I have personal experience in Christian ministry in this town reaching out to a cheap whore with the love of Christ and making such an impact in her life that the social workers at the Planned Parenthood office actually reached out to our church to ask the ministers there what we had said or done to make such an important and profound change in the health and life of this woman.  

Can you say, “Mysterious ways”???

I assure you, there was a lot of prayer and absolutely no voting going on in that one.  And God was glorified when Planned Parenthood called the church to look into the light.

Why didn’t we maximize that?  That should have made headlines in this “Christian” town.  But I don’t think anyone hardly knows of it or remembers now.

I think we were already so sadly seduced by the vote that we hardly noticed.

And in the years since, Lubbock no longer advertises our heritage of faith as a part of the attraction of this place which might cause you to relocate here.  (Not that they ever should have, but it nonetheless provides a window into my point.)
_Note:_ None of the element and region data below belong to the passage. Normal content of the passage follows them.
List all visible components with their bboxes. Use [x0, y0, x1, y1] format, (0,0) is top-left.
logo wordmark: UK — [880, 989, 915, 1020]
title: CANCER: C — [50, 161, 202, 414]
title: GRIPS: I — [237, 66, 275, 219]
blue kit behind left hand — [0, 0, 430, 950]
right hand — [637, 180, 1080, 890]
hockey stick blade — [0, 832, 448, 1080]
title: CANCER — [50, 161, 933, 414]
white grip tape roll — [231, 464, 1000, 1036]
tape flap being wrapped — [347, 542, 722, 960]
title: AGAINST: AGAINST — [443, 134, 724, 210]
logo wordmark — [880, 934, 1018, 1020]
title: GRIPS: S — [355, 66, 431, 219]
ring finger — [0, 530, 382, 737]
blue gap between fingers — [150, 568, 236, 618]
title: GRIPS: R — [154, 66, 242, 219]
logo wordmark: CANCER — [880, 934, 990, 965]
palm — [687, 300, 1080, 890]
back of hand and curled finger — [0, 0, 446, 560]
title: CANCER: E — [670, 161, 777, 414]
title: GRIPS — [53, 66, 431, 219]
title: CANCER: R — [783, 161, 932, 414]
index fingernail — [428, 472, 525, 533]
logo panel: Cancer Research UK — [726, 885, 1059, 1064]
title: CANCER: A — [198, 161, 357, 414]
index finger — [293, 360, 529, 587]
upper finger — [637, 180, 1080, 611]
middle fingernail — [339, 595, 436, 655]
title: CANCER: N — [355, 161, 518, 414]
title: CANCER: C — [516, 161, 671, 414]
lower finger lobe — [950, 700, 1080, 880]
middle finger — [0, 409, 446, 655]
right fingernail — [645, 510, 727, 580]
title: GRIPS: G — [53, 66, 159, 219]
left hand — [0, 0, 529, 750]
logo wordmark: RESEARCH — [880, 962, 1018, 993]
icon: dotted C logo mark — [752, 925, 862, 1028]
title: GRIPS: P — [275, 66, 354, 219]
I am quite certain that if Proposition A is passed in Lubbock, Texas, whether it ever is deemed to have saved a life or not, it will actually perpetuate the fight between liberals and conservatives and will cloud the real issues about whether or not God is glorified all while “Christians” attempt to lord it over others with a vote. 


  1. Steven · April 25

    This may be one of my favorite posts from your blog. Well articulated!

    Liked by 1 person

    • Agent X · April 26

      Thanx Steven, That means a lot to me.
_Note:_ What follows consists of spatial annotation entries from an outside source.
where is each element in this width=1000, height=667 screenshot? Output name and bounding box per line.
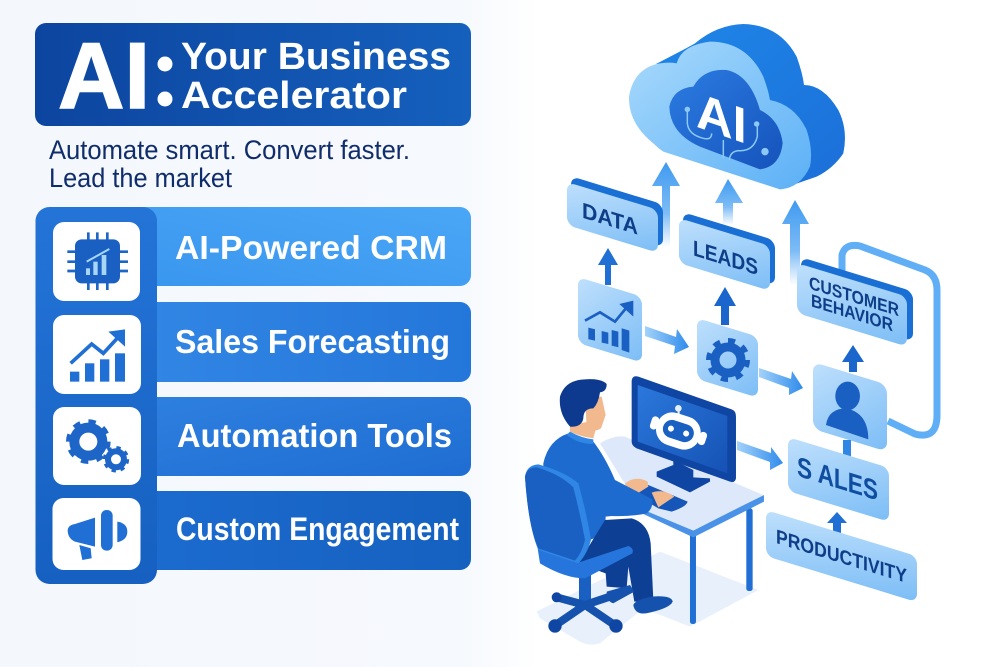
card: CUSTOMER BEHAVIOR: CUSTOMER (809, 272, 899, 320)
cloud circuit lines (685, 107, 768, 160)
keyboard (627, 485, 688, 512)
hands (625, 479, 674, 507)
subtitle: Lead the market (49, 163, 232, 193)
card: DATA (567, 175, 663, 254)
icon column (36, 207, 157, 584)
tile: chart (578, 277, 642, 363)
torso (543, 433, 652, 540)
card: PRODUCTIVITY: PRODUCTIVITY (776, 525, 907, 588)
shoes (607, 585, 673, 614)
card: CUSTOMER BEHAVIOR: BEHAVIOR (811, 290, 893, 335)
bar: AI-Powered CRM (130, 207, 471, 286)
card: LEADS (679, 211, 775, 292)
title: Your Business: Your Business (181, 36, 451, 78)
subtitle: Automate smart. Convert faster. (49, 135, 410, 165)
connector: person to sales (843, 440, 851, 460)
illustration: person on chair (525, 379, 688, 633)
bar: Sales Forecasting: Sales Forecasting (175, 323, 450, 360)
arrow: monitor to sales (737, 441, 783, 470)
icon: megaphone (52, 498, 140, 570)
arrow: person to behavior (842, 345, 864, 372)
chart glyph (585, 301, 633, 353)
icon: AI chip (53, 222, 140, 301)
card: SALES (788, 437, 889, 522)
feedback loop (842, 245, 937, 435)
legs (578, 518, 653, 602)
floor shadow (537, 552, 758, 645)
arrow: chart to data (598, 248, 618, 285)
collar (567, 432, 593, 444)
icon: gears (53, 407, 141, 485)
chair back (525, 464, 591, 563)
title: colon (158, 56, 172, 106)
robot icon (646, 405, 711, 456)
arrow: behavior to cloud (782, 200, 809, 285)
cloud face (629, 42, 811, 189)
subtitle (49, 135, 410, 193)
arrow: gear to leads (714, 287, 736, 325)
chair base (548, 575, 623, 633)
person glyph (826, 382, 868, 439)
gear glyph (709, 341, 747, 379)
cloud depth (656, 24, 845, 189)
AI cloud (629, 24, 845, 189)
bar: AI-Powered CRM: AI-Powered CRM (175, 229, 447, 266)
arrow: leads to cloud (715, 179, 743, 225)
cloud emblem (669, 70, 783, 169)
monitor (632, 376, 736, 492)
head (560, 379, 607, 438)
bar: Custom Engagement (130, 491, 471, 570)
bar: Automation Tools (130, 397, 471, 476)
bar: Sales Forecasting (130, 302, 471, 382)
arrow: chart to gear (645, 326, 689, 354)
card: SALES: S ALES (797, 451, 878, 507)
title banner (35, 23, 471, 128)
arrow: productivity to sales (827, 512, 847, 536)
card: LEADS: LEADS (693, 236, 758, 280)
card: DATA: DATA (582, 198, 638, 240)
card: PRODUCTIVITY (766, 510, 917, 602)
illustration: desk scene (537, 376, 764, 645)
icon: growth chart (53, 315, 141, 394)
cloud AI text: AI (696, 81, 747, 155)
arrow: gear to person (759, 368, 803, 395)
bar: Automation Tools: Automation Tools (177, 417, 452, 454)
title: Accelerator: Accelerator (181, 75, 407, 117)
bar: Custom Engagement: Custom Engagement (176, 511, 459, 547)
tile: gear (697, 318, 758, 398)
title: AI: AI (58, 23, 150, 128)
tile: person (813, 362, 887, 452)
card: CUSTOMER BEHAVIOR (797, 256, 913, 348)
desk (600, 436, 764, 624)
chair seat (538, 546, 633, 578)
arrow: data to cloud (652, 162, 680, 247)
      Wonder when I am gonna see some new posts on yours.

      I will visit.

      But, really. Thanx.

      Liked by 1 person

      • Steven · April 26

        I keep wondering the same. Life with a little one, which has involved changing schedules from night shift to day shift, seems to have largely depleted the creative reserves which propelled my writing. The Catholic Cave is folding just yet, it’s merely weathering a season of drought.


      • Steven · April 26

        Meant to say, “isn’t folding just yet”.


  2. laceduplutheran · April 26

    Here’s a counter proposal for the people pushing this proposition – how about make Lubbock a sanctuary for all people who need sanctuary? Maybe they are immigrants. Maybe they are homeless. Maybe they are drug addicts. Maybe they are Muslims, or Asian, or something else. How about we just value caring for people instead of doing stupid partisan gimmicks that are a bunch of BS.

    Liked by 1 person

    • Agent X · April 26

      Sorta like an ALL LIVES MATTER answer to BLM.

      Except in this case taking the words that much more seriously.


      I sense a zinger in this.

      But, yeah. I like it.

      We could call it “church.”

      Liked by 1 person

      • laceduplutheran · April 27

        I’m tired of the intellectually shallow “own the libs” sentiments and antics ie “All Lives Matter.” There seems to be so little thought as to long term effect or impact. It’s just disagreeing with others for the sake of disagreeing as opposed to seeing what people hold in common and finding out how to work towards that. But when people seem more concerned with winning and scoring points, rather than transformation, I shouldn’t expect much, should I? I’m tired of the idolatry of partisanship which is literally killing people.